Dazu wäre LTE ziemlich nützlich, da ich sonst an meinen meistbesuchten Aufenthaltsorten kein H+ empfange und nur E rein bekomme. Habe es vorallem jetzt gemerkt wie sehr Luxus das LTE ist, als ich, für kurze Zeit, mein S4 gegen ein S3 tauschen musste. ;D
Downloadraten sind mir eig. auch egal, denn es kommt ja nur auf die Verfügbarkeit des Netze an und ich nutze mein jetziges Handy weiter.

Als Vorbereitung habe schon mal eine kleine Auswahl zusammengestellt:
Vertrag:______________________________ Kosten:______Datenvolumen:________SMS/MIN-Kosten:______Sonstiges:
Telekom Magentamobil S Friends___ 30€__________500MB+500MB_______allnet-flat_______________ LTE, 24 Monate Laufzeit
congstar 9 Cent Tarif flex____________12,90€______ 1000MB_______________ 9ct in dt. Netze_________ Kein LTE, Keine Laufzeit (Tarifbaukasten mit Zubuchotionen)
congstar 9 Cent Tarif flex____________19,90€______ 3000MB_______________ 9ct in dt. Netze_________ Kein LTE, Keine Laufzeit (Tarifbaukasten mit Zubuchotionen)

Natürlich sehe ich das Dilemma schon selbst, LTE für 30€ vs. Kein LTE für 12,90€/19,90€, oder habe ich etwas übersehen? 
Sonst habe ich noch keine besseren Tarife gefunden.
Congstar, Klarmobil und Freenet sind ja eh Ableger von Telekom (und bieten alle das gleiche) und es liegt ja auf der Hand, dass Telekom den LTE-Vorteil für sich hält um kräftig Kohle zu schäffeln. Drecks Kommerz!
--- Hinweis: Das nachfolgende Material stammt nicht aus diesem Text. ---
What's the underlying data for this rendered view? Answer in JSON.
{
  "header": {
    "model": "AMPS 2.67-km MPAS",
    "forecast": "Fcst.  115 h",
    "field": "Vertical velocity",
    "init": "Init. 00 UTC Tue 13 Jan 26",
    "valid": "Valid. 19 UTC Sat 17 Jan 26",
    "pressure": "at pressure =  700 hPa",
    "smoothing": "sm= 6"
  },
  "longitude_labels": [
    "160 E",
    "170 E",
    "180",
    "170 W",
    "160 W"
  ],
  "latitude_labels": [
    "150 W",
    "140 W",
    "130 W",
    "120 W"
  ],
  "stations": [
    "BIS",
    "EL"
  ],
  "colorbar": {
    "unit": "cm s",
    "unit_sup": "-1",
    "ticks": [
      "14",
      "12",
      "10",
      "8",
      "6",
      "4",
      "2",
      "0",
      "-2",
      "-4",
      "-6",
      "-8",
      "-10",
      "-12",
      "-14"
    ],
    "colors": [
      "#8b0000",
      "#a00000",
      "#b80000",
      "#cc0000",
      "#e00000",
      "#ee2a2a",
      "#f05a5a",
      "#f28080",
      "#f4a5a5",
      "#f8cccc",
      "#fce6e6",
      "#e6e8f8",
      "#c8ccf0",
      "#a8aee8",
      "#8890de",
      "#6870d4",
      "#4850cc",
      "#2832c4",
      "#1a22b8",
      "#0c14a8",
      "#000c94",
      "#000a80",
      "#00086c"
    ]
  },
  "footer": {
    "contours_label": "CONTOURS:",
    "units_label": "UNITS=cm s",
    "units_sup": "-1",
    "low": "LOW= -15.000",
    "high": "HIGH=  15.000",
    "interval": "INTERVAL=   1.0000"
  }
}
Nun habe ich zum Schluss noch ein paar Fragen, die mich brennend interessieren:
Könnte ich eine Daten-Flat abschließen, z. B. den Data Comfort S Friends, die Simkarte in mein S4 stecken und ganz normal im Internet surfen??? Das ist ein LTE-Vertrag für 15€ und 1500MB.
Könnte ich z. B. Whatapp normal nutzen?
Könnte ich andere Leute über VoIP mit meiner Handynummer anrufen?
Oder haben sich hier unsere Netzanbieter was ausgedacht um das zu verhindern...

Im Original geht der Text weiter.